Figure 1 - Matching
As illustrated in figure in the previous section, a filter is matched against directory information to determine which directory information (directory entries) that are to be returned to the accessing user. However, such a matching is not a straightforward matter. It is not just a simple, octet for octet comparison. Matching is complicated by:
- The information in the filter and stored directory information are encoding using different character sets, for example Latin-1 and Universal multiple-octet coded Character Set (UCS).
- Even when both the filter and the stored directory information is using UCS, different encodings might be applied.

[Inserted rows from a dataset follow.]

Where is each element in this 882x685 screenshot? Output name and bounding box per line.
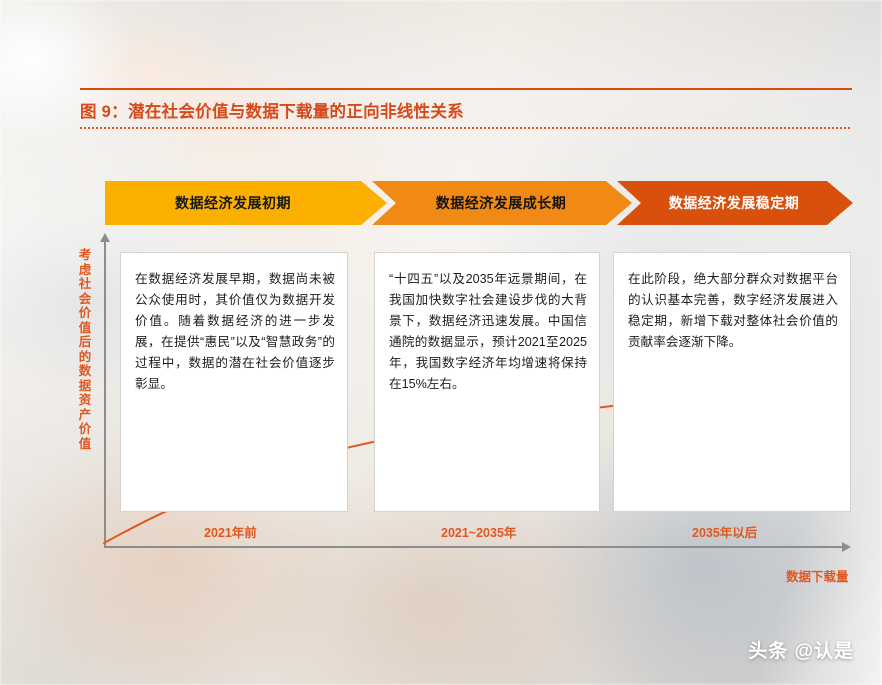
x-axis-arrow-icon (842, 542, 851, 552)
title-top-rule (80, 88, 852, 90)
stage-banner-early[interactable]: 数据经济发展初期 (105, 181, 387, 225)
y-axis-line (104, 240, 106, 548)
page-title: 图 9：潜在社会价值与数据下载量的正向非线性关系 (80, 98, 780, 122)
stage-banner-early-label: 数据经济发展初期 (175, 193, 291, 213)
panel-early: 在数据经济发展早期，数据尚未被公众使用时，其价值仅为数据开发价值。随着数据经济的… (120, 252, 348, 512)
panel-stable: 在此阶段，绝大部分群众对数据平台的认识基本完善，数字经济发展进入稳定期，新增下载… (613, 252, 851, 512)
watermark: 头条 @认是 (748, 636, 854, 663)
stage-banner-growth[interactable]: 数据经济发展成长期 (372, 181, 632, 225)
x-axis-title: 数据下载量 (786, 566, 849, 585)
stage-banner-growth-label: 数据经济发展成长期 (436, 193, 567, 213)
stage-label-after-2035: 2035年以后 (692, 522, 757, 541)
stage-label-2021-2035: 2021~2035年 (441, 522, 516, 541)
stage-label-before-2021: 2021年前 (204, 522, 257, 541)
y-axis-title: 考虑社会价值后的数据资产价值 (73, 248, 97, 451)
x-axis-line (104, 546, 844, 548)
title-dotted-rule (80, 127, 852, 129)
stage-banner-stable-label: 数据经济发展稳定期 (669, 193, 800, 213)
slide-canvas: 图 9：潜在社会价值与数据下载量的正向非线性关系 数据经济发展初期 数据经济发展… (0, 0, 882, 685)
y-axis-arrow-icon (100, 233, 110, 242)
panel-growth: “十四五”以及2035年远景期间，在我国加快数字社会建设步伐的大背景下，数据经济… (374, 252, 600, 512)
stage-banner-stable[interactable]: 数据经济发展稳定期 (617, 181, 853, 225)
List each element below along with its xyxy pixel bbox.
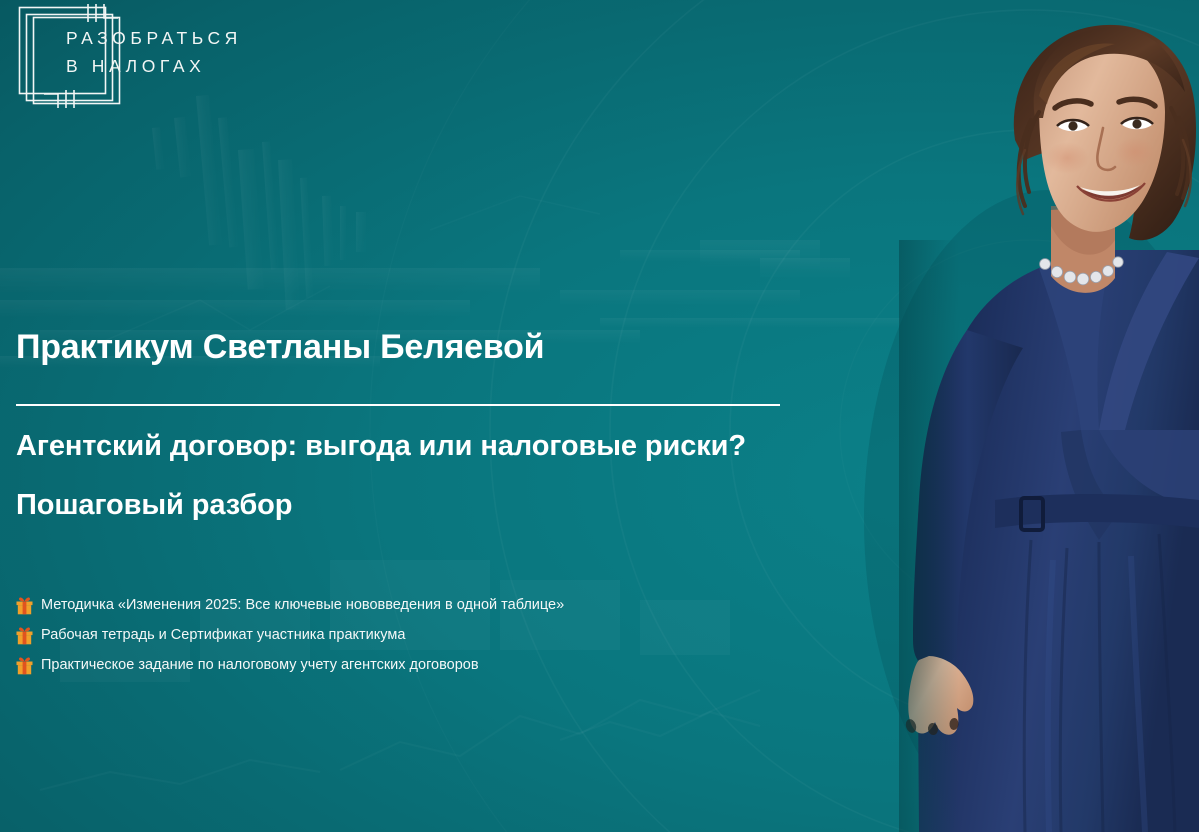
list-item-label: Рабочая тетрадь и Сертификат участника п… [41,624,405,646]
gift-icon [16,625,33,645]
bonus-list: Методичка «Изменения 2025: Все ключевые … [16,594,564,684]
headline-line-1: Агентский договор: выгода или налоговые … [16,427,746,465]
list-item-label: Практическое задание по налоговому учету… [41,654,479,676]
list-item: Методичка «Изменения 2025: Все ключевые … [16,594,564,616]
list-item-label: Методичка «Изменения 2025: Все ключевые … [41,594,564,616]
title-divider [16,404,780,406]
gift-icon [16,595,33,615]
hero-content: Практикум Светланы Беляевой Агентский до… [16,0,846,832]
page-title: Практикум Светланы Беляевой [16,328,544,367]
list-item: Рабочая тетрадь и Сертификат участника п… [16,624,564,646]
promo-banner: РАЗОБРАТЬСЯ В НАЛОГАХ [0,0,1199,832]
gift-icon [16,655,33,675]
list-item: Практическое задание по налоговому учету… [16,654,564,676]
headline-line-2: Пошаговый разбор [16,486,292,524]
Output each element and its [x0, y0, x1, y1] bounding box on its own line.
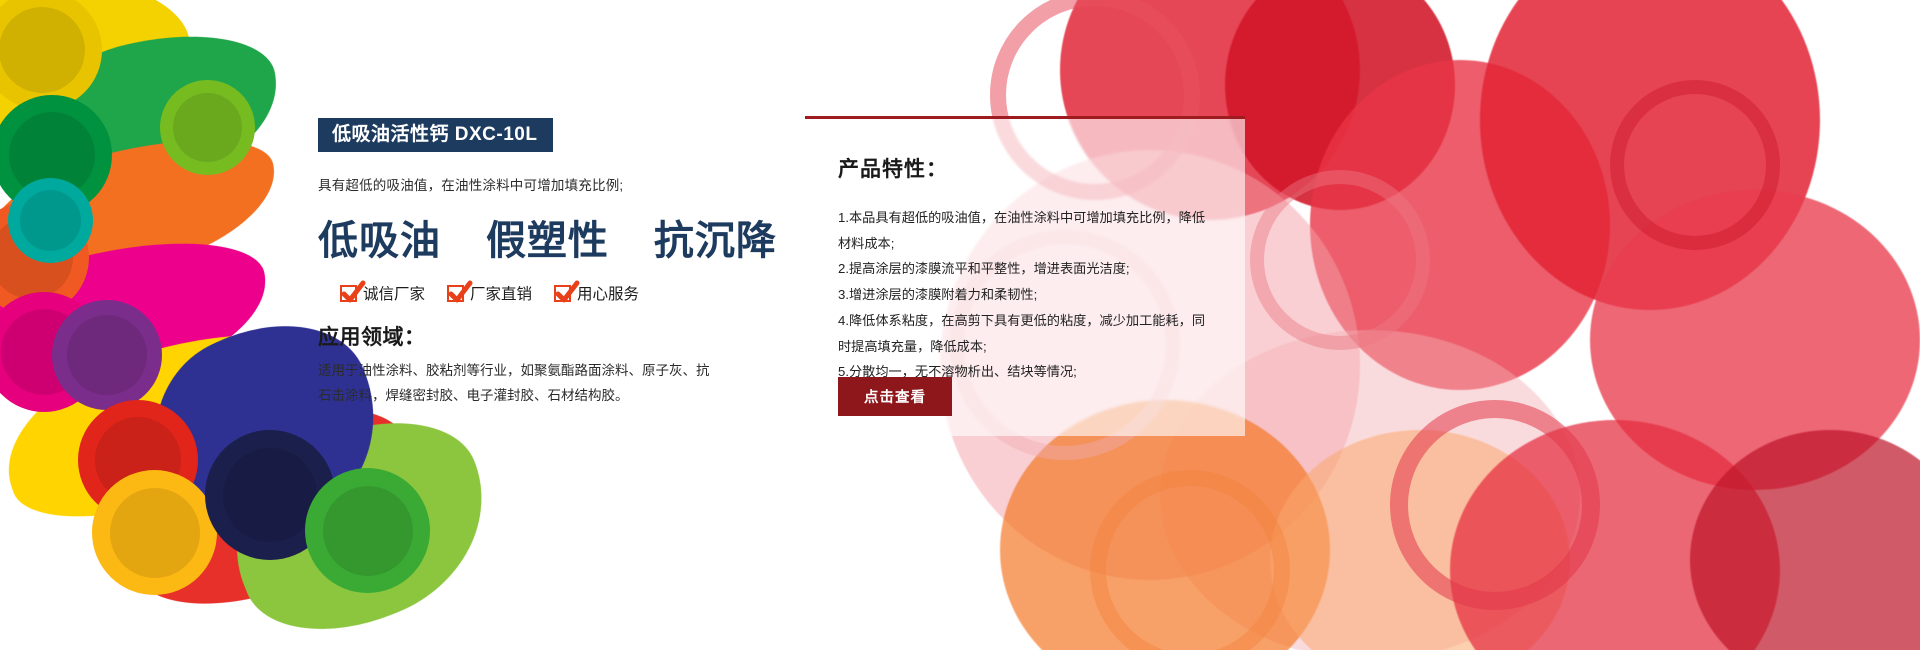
paint-can-green	[0, 95, 112, 215]
paint-can-red	[78, 400, 198, 520]
peach-splash	[1270, 430, 1570, 650]
paint-ring-5	[1610, 80, 1780, 250]
feature-label-1: 诚信厂家	[363, 282, 425, 304]
check-icon	[340, 285, 357, 302]
feature-list: 1.本品具有超低的吸油值，在油性涂料中可增加填充比例，降低材料成本; 2.提高涂…	[838, 205, 1216, 385]
feature-item-3: 用心服务	[554, 282, 639, 304]
paint-can-magenta	[0, 292, 104, 412]
headline-word-2: 假塑性	[486, 218, 609, 264]
product-banner: 低吸油活性钙 DXC-10L 具有超低的吸油值，在油性涂料中可增加填充比例; 低…	[0, 0, 1920, 650]
paint-smear-orange	[0, 115, 290, 304]
list-item: 1.本品具有超低的吸油值，在油性涂料中可增加填充比例，降低材料成本;	[838, 205, 1216, 256]
red-splash-2	[1225, 0, 1455, 210]
red-splash-3	[1310, 60, 1610, 390]
list-item: 2.提高涂层的漆膜流平和平整性，增进表面光洁度;	[838, 256, 1216, 282]
headline-word-1: 低吸油	[318, 218, 441, 264]
feature-label-2: 厂家直销	[470, 282, 532, 304]
paint-can-purple	[52, 300, 162, 410]
application-body: 适用于油性涂料、胶粘剂等行业，如聚氨酯路面涂料、原子灰、抗石击涂料，焊缝密封胶、…	[318, 359, 718, 409]
application-heading: 应用领域：	[318, 321, 738, 351]
check-icon	[447, 285, 464, 302]
product-info-column: 低吸油活性钙 DXC-10L 具有超低的吸油值，在油性涂料中可增加填充比例; 低…	[318, 118, 738, 409]
product-subtitle: 具有超低的吸油值，在油性涂料中可增加填充比例;	[318, 174, 738, 194]
red-splash-4	[1480, 0, 1820, 310]
feature-item-1: 诚信厂家	[340, 282, 425, 304]
headline-word-3: 抗沉降	[654, 218, 777, 264]
paint-can-navy	[205, 430, 335, 560]
list-item: 3.增进涂层的漆膜附着力和柔韧性;	[838, 282, 1216, 308]
paint-ring-2	[1250, 170, 1430, 350]
panel-heading: 产品特性：	[838, 153, 948, 183]
paint-smear-lime	[204, 388, 516, 650]
view-details-button[interactable]: 点击查看	[838, 377, 952, 416]
paint-smear-green	[18, 16, 292, 205]
paint-smear-yellow	[0, 0, 190, 140]
red-splash-5	[1590, 190, 1920, 490]
paint-can-green-2	[305, 468, 430, 593]
paint-can-orange	[0, 200, 89, 315]
product-headline: 低吸油 假塑性 抗沉降	[318, 208, 738, 266]
paint-smear-red	[100, 374, 440, 636]
check-icon	[554, 285, 571, 302]
paint-can-yellow	[0, 0, 102, 110]
paint-ring-3	[1390, 400, 1600, 610]
orange-splash	[1000, 400, 1330, 650]
paint-can-yellow-2	[92, 470, 217, 595]
crimson-splash	[1690, 430, 1920, 650]
feature-label-3: 用心服务	[577, 282, 639, 304]
red-splash-6	[1450, 420, 1780, 650]
paint-can-lime	[160, 80, 255, 175]
list-item: 4.降低体系粘度，在高剪下具有更低的粘度，减少加工能耗，同时提高填充量，降低成本…	[838, 308, 1216, 359]
paint-smear-yellow-2	[0, 303, 345, 548]
feature-item-2: 厂家直销	[447, 282, 532, 304]
product-features-panel: 产品特性： 1.本品具有超低的吸油值，在油性涂料中可增加填充比例，降低材料成本;…	[805, 116, 1245, 436]
paint-smear-magenta	[0, 220, 280, 410]
feature-badges: 诚信厂家 厂家直销 用心服务	[340, 282, 738, 304]
product-title-badge: 低吸油活性钙 DXC-10L	[318, 118, 553, 152]
paint-ring-6	[1090, 470, 1290, 650]
paint-can-teal	[8, 178, 93, 263]
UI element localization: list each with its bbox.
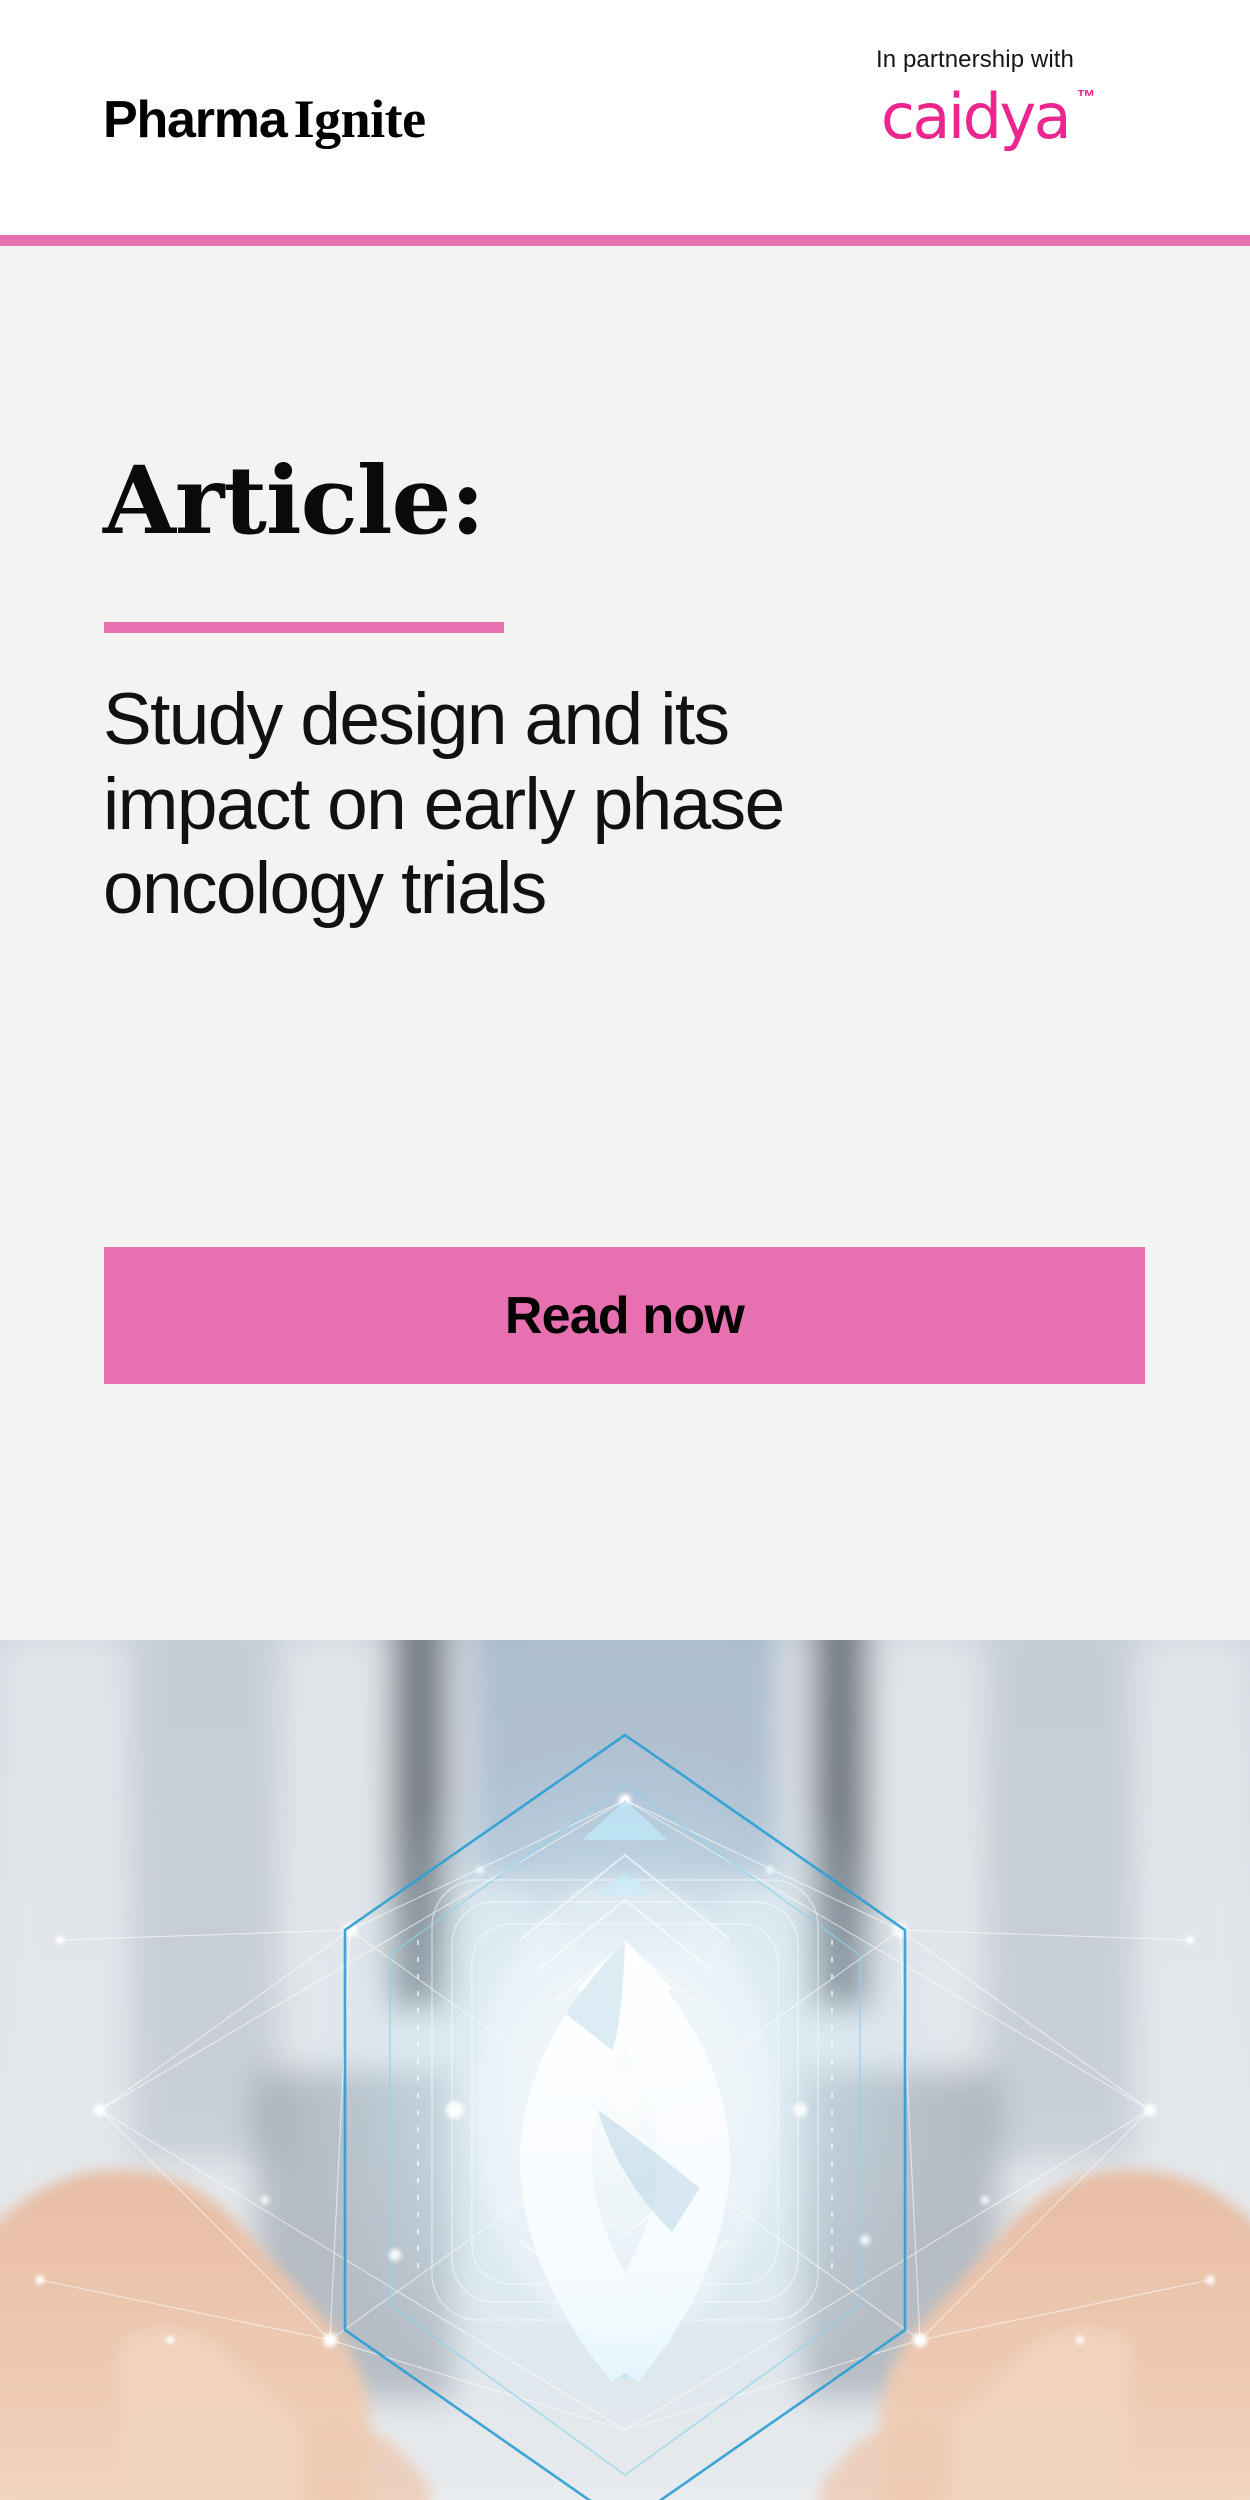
- read-now-button[interactable]: Read now: [104, 1247, 1145, 1384]
- caidya-wordmark: caidya: [881, 86, 1069, 148]
- page-header: PharmaIgnite In partnership with caidya …: [0, 0, 1250, 235]
- caidya-logo[interactable]: caidya ™: [881, 86, 1069, 148]
- hero-image: [0, 1640, 1250, 2500]
- read-now-label: Read now: [505, 1290, 744, 1342]
- page-title: Study design and its impact on early pha…: [103, 678, 1113, 932]
- hero-illustration: [0, 1640, 1250, 2500]
- article-kicker: Article:: [103, 454, 484, 548]
- pharma-ignite-logo[interactable]: PharmaIgnite: [103, 92, 426, 146]
- partnership-block: In partnership with caidya ™: [815, 48, 1135, 148]
- header-divider: [0, 235, 1250, 246]
- headline-line-3: oncology trials: [103, 847, 1113, 932]
- headline-line-2: impact on early phase: [103, 763, 1113, 848]
- kicker-underline: [104, 622, 504, 633]
- partnership-label: In partnership with: [815, 48, 1135, 72]
- trademark-icon: ™: [1077, 88, 1096, 107]
- promo-content-panel: Article: Study design and its impact on …: [0, 246, 1250, 1640]
- headline-line-1: Study design and its: [103, 678, 1113, 763]
- promo-page: PharmaIgnite In partnership with caidya …: [0, 0, 1250, 2500]
- brand-word-pharma: Pharma: [103, 91, 287, 149]
- brand-word-ignite: Ignite: [294, 89, 426, 149]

Each character may be encoded in different ways:
- UCS-4 (UTF-32) - word oriented
- BMP (UCS-2) - half word oriented
- UTF-8 - octet oriented
It is necessary to bring the filter information and the stored directory information into a common format.
- Even when the filter information and the directory information are normalized into the same UCS encoding, some characters have alternative encodings. As an example, the Danish 'Å' has three different encodings:
- The Danish 'Å' has its own code point. In UTF-8 is then C3 85'H
- The Danish 'Å' may be a combination of 'A' (61'H in UTF-8 ) concatenated with RING ABOVE (030A in UCS-2 and or CC8A in UTF-8).
- The Danish 'Å' may also be coded as the Angstrom sign (E2 84 AB'H in UTF-8).
- Most matching is case ignore. As an example, when case ignore matching is used, Copenhagen will match CopenHagen and copenhagen.